Agri Infos : A quelques jours de la campagne électorale pour la présidentielle du 26 février 2012, vous avez sorti l’idée d’auditionner les candidats sur leur vision pour l’Agriculture pourquoi ?

Cheikh O. Bâ : "D’abord, parce que la mise en débat sur la situation de l’Agriculture sénégalaise est l’une des trois missions de l’Ipar, en plus de la Recherche et de la Formation. Ensuite, le contexte électoral s’y prête. Les Sénégalais sont de plus en plus nombreux à exiger des candidats des programmes structurants et capables de relever le défi du développement du pays : pauvreté, productivité et sécurité. Or, compte tenu de l’importance de l’agriculture pour le développement du Sénégal dont les principales missions sont de nourrir les populations ; générer des devises pour l’Etat ; assurer aux producteurs des revenus décents ; créer des emplois ; fournir des matières premières aux industries et préserver l’environnement. C’est pourquoi le Conseil d’Administration a donné mandat à la direction exécutive de l’Ipar de créer les conditions d’un débat le plus large possible sur les enjeux et les défis de l’Agriculture et du monde rural"

Est ce parce que le régime sortant n’a pas semé de bonnes graines dans le monde rural ?

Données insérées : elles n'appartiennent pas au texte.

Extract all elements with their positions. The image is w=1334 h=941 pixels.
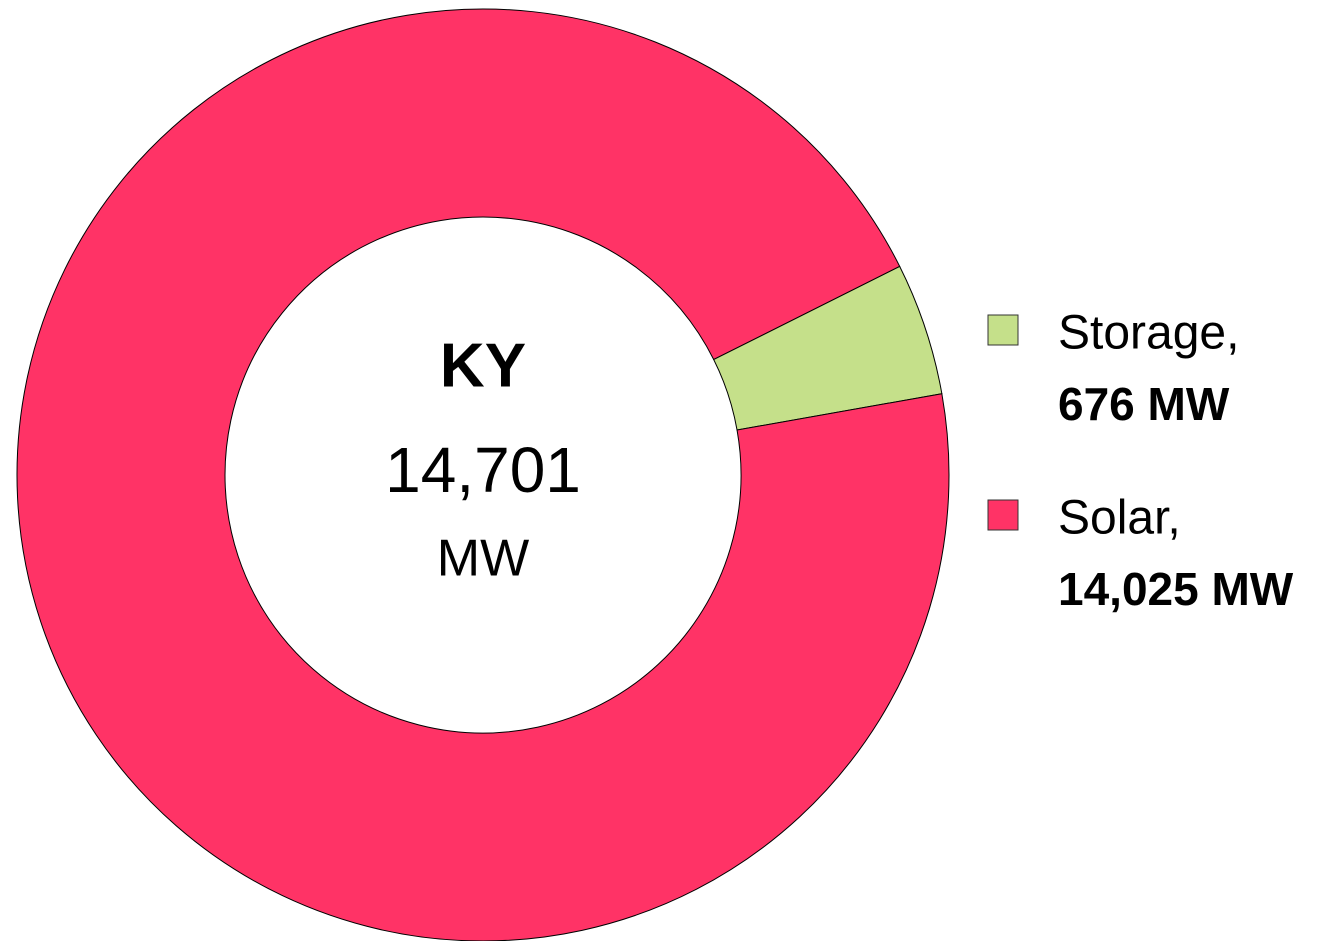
legend-value: 676 MW <box>1058 378 1230 430</box>
legend-label: Storage, <box>1058 307 1239 360</box>
center-title: KY <box>440 331 526 400</box>
donut: Storage, 676 MW Solar, 14,025 MW <box>16 8 1294 941</box>
legend-swatch <box>987 314 1019 346</box>
center-total: 14,701 <box>385 434 581 506</box>
legend-swatch <box>987 499 1019 531</box>
legend-label: Solar, <box>1058 492 1181 545</box>
legend-value: 14,025 MW <box>1058 563 1294 615</box>
center-unit: MW <box>437 530 529 588</box>
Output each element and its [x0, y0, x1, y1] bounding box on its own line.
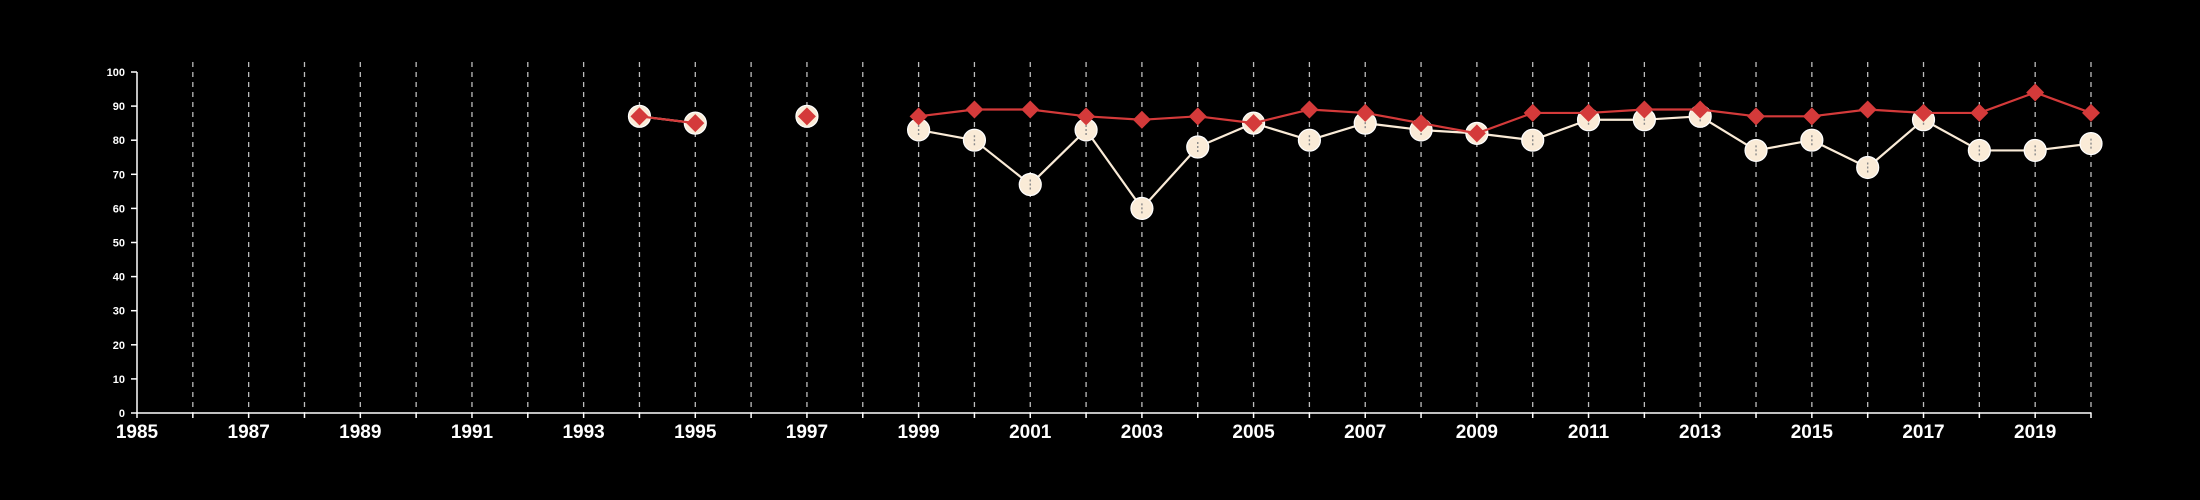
series-1-point-2009: [1467, 124, 1486, 143]
series-1-segment-2007: [1365, 111, 1422, 125]
grid: [192, 62, 2092, 413]
y-tick-label-60: 60: [113, 203, 125, 215]
series-0-segment-2003: [1141, 146, 1199, 210]
series-1-segment-2013: [1700, 108, 1757, 118]
series-1-point-1997: [797, 107, 816, 126]
y-tick-label-30: 30: [113, 306, 125, 318]
x-tick-label-1991: 1991: [451, 422, 494, 443]
x-tick-label-2005: 2005: [1232, 422, 1275, 443]
axes: 1985 1987 1989 1991 1993 1995 1997 1999 2001 2003…: [107, 67, 2092, 443]
series-1-point-2020: [2082, 103, 2100, 122]
x-tick-label-2015: 2015: [1791, 422, 1834, 443]
series-1-segment-2019: [2034, 91, 2092, 114]
y-tick-label-50: 50: [113, 238, 125, 250]
series-0-segment-2000: [973, 139, 1031, 186]
series-1-segment-2018: [1978, 91, 2036, 114]
series-1-point-2017: [1914, 103, 1933, 122]
y-tick-label-10: 10: [113, 374, 125, 386]
y-tick-label-100: 100: [107, 67, 125, 79]
series-1-segment-2016: [1867, 108, 1924, 115]
x-tick-label-2019: 2019: [2014, 422, 2056, 443]
x-tick-label-2009: 2009: [1456, 422, 1498, 443]
x-tick-label-2007: 2007: [1344, 422, 1386, 443]
series-1-point-2003: [1132, 110, 1151, 129]
series-1-segment-2011: [1588, 108, 1645, 115]
x-tick-label-2013: 2013: [1679, 422, 1721, 443]
series-1-segment-1994: [639, 115, 696, 125]
series-1-point-2013: [1691, 100, 1710, 119]
series-1-segment-2001: [1030, 108, 1087, 118]
series-1-point-2006: [1300, 100, 1319, 119]
y-tick-label-70: 70: [113, 169, 125, 181]
y-tick-label-90: 90: [113, 101, 125, 113]
series-1-point-2019: [2026, 83, 2045, 102]
series-1-point-2005: [1244, 114, 1263, 133]
series-0-segment-2016: [1866, 118, 1925, 169]
series-1-point-2000: [965, 100, 984, 119]
y-tick-label-0: 0: [119, 408, 125, 420]
series-1-segment-2009: [1476, 111, 1534, 135]
series-1-segment-2003: [1141, 115, 1198, 121]
series-1-segment-2004: [1197, 115, 1254, 125]
x-tick-label-1993: 1993: [562, 422, 604, 443]
x-tick-label-1987: 1987: [228, 422, 270, 443]
series-0-segment-2001: [1029, 129, 1087, 186]
x-tick-label-1999: 1999: [897, 422, 939, 443]
y-tick-label-80: 80: [113, 135, 125, 147]
series-1-point-2008: [1412, 114, 1431, 133]
x-tick-label-1995: 1995: [674, 422, 717, 443]
x-tick-label-2011: 2011: [1568, 422, 1610, 443]
series-1-point-2007: [1356, 103, 1375, 122]
x-tick-label-2001: 2001: [1009, 422, 1052, 443]
series-1-segment-2005: [1253, 108, 1310, 125]
series-1-point-1994: [630, 107, 649, 126]
series-0-segment-2002: [1085, 129, 1143, 210]
series-1-point-2002: [1077, 107, 1096, 126]
y-tick-label-40: 40: [113, 272, 125, 284]
series-1-segment-1999: [918, 108, 975, 118]
series-1-segment-2002: [1086, 115, 1142, 121]
series-1-point-1995: [686, 114, 705, 133]
x-tick-label-2017: 2017: [1902, 422, 1944, 443]
x-tick-label-1997: 1997: [786, 422, 828, 443]
x-tick-label-1985: 1985: [116, 422, 159, 443]
series-1-point-2011: [1579, 103, 1598, 122]
series-1-point-2001: [1021, 100, 1040, 119]
series-1-point-2016: [1858, 100, 1877, 119]
series-1-point-2010: [1523, 103, 1542, 122]
x-tick-label-1989: 1989: [339, 422, 381, 443]
series-1-point-2004: [1188, 107, 1207, 126]
series-1-point-2015: [1802, 107, 1821, 126]
series-1-segment-2015: [1811, 108, 1868, 118]
series-1-point-1999: [909, 107, 928, 126]
series-1-point-2012: [1635, 100, 1654, 119]
series-1-segment-2006: [1309, 108, 1366, 115]
series-1-point-2018: [1970, 103, 1989, 122]
series-layer: [627, 83, 2103, 220]
series-1-segment-2008: [1420, 122, 1478, 135]
x-tick-label-2003: 2003: [1121, 422, 1163, 443]
y-tick-label-20: 20: [113, 340, 125, 352]
series-1-point-2014: [1747, 107, 1766, 126]
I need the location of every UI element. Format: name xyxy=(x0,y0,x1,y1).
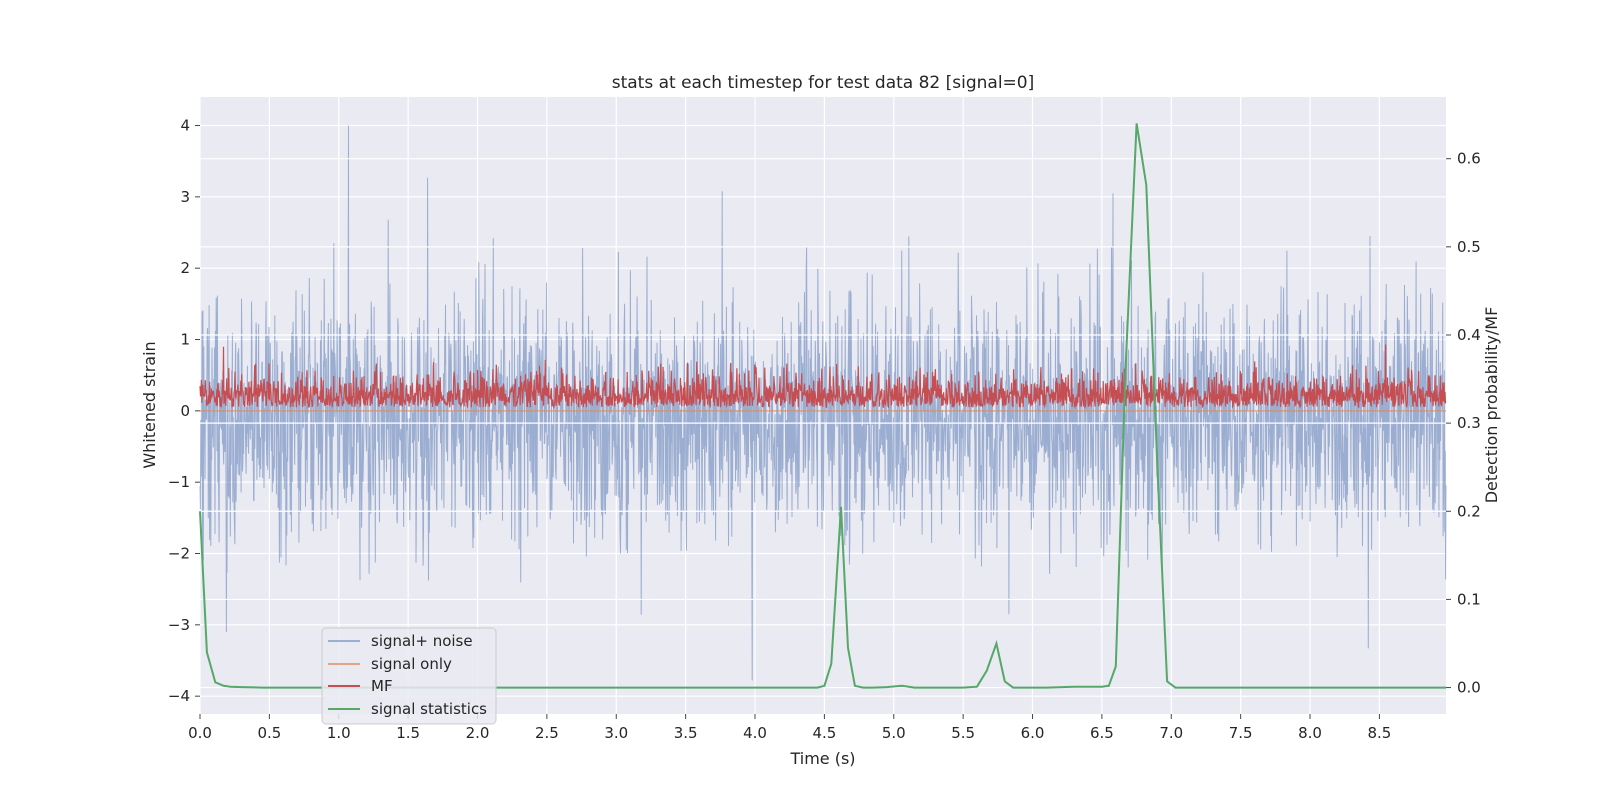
x-tick-label: 5.5 xyxy=(951,724,975,742)
x-tick-label: 7.5 xyxy=(1229,724,1253,742)
y-right-axis-title: Detection probability/MF xyxy=(1482,307,1501,504)
x-tick-label: 4.5 xyxy=(812,724,836,742)
tick-labels: 0.0 0.5 1.0 1.5 2.0 2.5 3.0 3.5 4.0 4.5 5.0 5.5 6.0 6… xyxy=(168,117,1481,742)
y-right-tick-label: 0.3 xyxy=(1457,414,1481,432)
signal-statistics-line xyxy=(199,123,1446,689)
x-tick-label: 6.5 xyxy=(1090,724,1114,742)
legend-label-mf: MF xyxy=(371,677,393,695)
mf-line xyxy=(199,344,1447,410)
y-tick-label: 2 xyxy=(180,259,190,277)
y-tick-label: 3 xyxy=(180,188,190,206)
legend-label-signal-statistics: signal statistics xyxy=(371,700,487,718)
mf-series xyxy=(199,344,1447,410)
legend-label-signal-noise: signal+ noise xyxy=(371,632,473,650)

"Certainement que les paysans et les ruraux de façon générale sont mieux placés pour répondre à cette question. En tant que responsable d’un "Think Tank", institution indépendante pour influencer les décideurs politiques et les acteurs du développement, nous privilégions des analyses et tentons de créer des espaces de dialogue et de concertation entre les différentes parties prenantes à l’élaboration de politiques agricoles.’’ "En analysant ces politiques prônées depuis la colonisation jusqu’à maintenant, on peut en tirer des enseignements pour éclairer les politiques actuelles.’’ "Le premier enseignement c’est que, sans des politiques inclusives, on ne pourra jamais résoudre les problèmes de l’agriculture qui est un secteur difficile et relativement aléatoire. Notre agriculture dépend à plus de 96% de la pluie. Or, avec les effets des changements climatiques, elle devient encore de plus en plus erratique. Aujourd’hui, l’agriculture bénéficie de plusieurs facteurs favorables : la fin des ajustements structurels (1979-1997) qui redonne à l’État sa souveraineté dans les choix de développement du secteur. Ensuite, avec la crise alimentaire de 2008, tous les bailleurs de fonds sont redevenus sensibles à la nécessité d’investir massivement dans l’agriculture et le monde rural. Enfin, le gouvernement issu de l’alternance avait une belle carte à jouer avec l’effort engrangé à la suite des ajustements structurels dans les années 1980. Il a aussi investi en milieu rural, contrairement à ce que certains affirment. La question c’est la qualité et la pertinence des investissements réalisés, en termes d’efficacité et d’efficience. Est-ce que les choix des spéculations dans le cadre des programmes spéciaux (biocarburant, bissap, manioc...) étaient partagés et approuvés par les acteurs majeurs du secteur ? Quelle évaluation on en fait ? Qui en a bénéficié ? Malheureusement, le débat se focalise souvent sur ’’on a fait telles réalisations’’. Qui l’a demandé et pour atteindre quels objectifs ? Combien d’emplois ont été créés par ces Investissements ? Voilà un ensemble de questions qui méritent d’être débattu froidement.’’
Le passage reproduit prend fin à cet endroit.